Not really, Philip. You forget, I only like Asian music.

Just trying to broaden your musical horizons, Harvi. Anyway, sometimes cover versions are a bit weird. Same words, yes. But they lose a lot of the original magic, and they add things that ought not to be there. Imagine a trombone solo in the middle of Anarchy In The UK.

I once heard St Winifred’s Girls School Choir do a Sex Pistols cover. Bloody marvelous too.

I’m trying to be sensible here. And I’m not saying cover versions are wrong. But the better the original, the harder it is to get it right. And Steptoe was pretty damned perfect as it was.

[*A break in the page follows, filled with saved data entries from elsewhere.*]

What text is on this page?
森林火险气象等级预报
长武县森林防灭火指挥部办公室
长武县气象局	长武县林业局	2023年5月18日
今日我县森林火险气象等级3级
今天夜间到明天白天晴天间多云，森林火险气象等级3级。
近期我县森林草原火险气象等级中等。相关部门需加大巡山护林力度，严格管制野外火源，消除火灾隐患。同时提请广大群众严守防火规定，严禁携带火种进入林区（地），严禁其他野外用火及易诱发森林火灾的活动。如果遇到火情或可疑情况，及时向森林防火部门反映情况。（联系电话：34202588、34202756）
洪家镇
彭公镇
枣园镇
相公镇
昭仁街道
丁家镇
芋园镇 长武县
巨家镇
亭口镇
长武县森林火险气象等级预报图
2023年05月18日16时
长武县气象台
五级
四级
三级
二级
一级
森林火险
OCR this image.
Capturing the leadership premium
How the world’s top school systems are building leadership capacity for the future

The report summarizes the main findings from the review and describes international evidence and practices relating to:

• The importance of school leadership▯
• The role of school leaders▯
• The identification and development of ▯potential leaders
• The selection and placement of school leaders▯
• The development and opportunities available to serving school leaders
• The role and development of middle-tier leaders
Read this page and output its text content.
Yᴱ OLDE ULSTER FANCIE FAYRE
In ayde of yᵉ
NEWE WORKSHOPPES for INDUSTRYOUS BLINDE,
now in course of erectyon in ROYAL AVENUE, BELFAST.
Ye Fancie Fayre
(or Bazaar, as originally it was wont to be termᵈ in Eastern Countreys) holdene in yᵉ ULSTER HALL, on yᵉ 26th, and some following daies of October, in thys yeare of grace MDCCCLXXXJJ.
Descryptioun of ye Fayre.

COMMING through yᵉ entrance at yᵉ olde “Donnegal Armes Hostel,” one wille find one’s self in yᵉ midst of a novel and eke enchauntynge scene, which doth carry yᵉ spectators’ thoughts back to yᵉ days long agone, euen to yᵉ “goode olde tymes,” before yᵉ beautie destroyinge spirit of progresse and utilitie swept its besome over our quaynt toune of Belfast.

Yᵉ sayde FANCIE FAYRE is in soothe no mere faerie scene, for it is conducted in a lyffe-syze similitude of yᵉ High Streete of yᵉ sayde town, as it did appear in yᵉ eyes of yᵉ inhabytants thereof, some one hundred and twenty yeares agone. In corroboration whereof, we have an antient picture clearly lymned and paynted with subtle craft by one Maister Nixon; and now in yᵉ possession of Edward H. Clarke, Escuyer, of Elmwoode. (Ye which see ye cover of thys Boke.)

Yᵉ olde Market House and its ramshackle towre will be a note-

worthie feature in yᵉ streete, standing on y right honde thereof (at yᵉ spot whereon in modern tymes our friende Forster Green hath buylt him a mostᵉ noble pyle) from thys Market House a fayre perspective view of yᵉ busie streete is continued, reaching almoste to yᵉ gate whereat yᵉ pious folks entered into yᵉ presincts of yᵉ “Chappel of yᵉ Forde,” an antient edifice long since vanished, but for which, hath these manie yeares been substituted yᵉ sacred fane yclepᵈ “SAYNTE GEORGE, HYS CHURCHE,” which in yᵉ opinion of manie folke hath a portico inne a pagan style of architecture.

You wouldn’t add a synthesizer solo to an early Bob Dylan tune, would you?

Dunno … I prefer the Roxy Music version of Hard Rain’s Gonna Fall.

I thought you just did Punjabi tunes?

Look at how Bryan Ferry dresses …he’s Punjabi.

That’s a little random, even for you Harvi.

You said it, Philip … anyhow, have we done? It’s almost five O clock … Queens Court?

Good idea. I’m getting nowhere with this review. Let’s have a drink, always write better after a bottle of red. You buying?

Empty your pockets, Philip. Times are hard. Let’s go halves.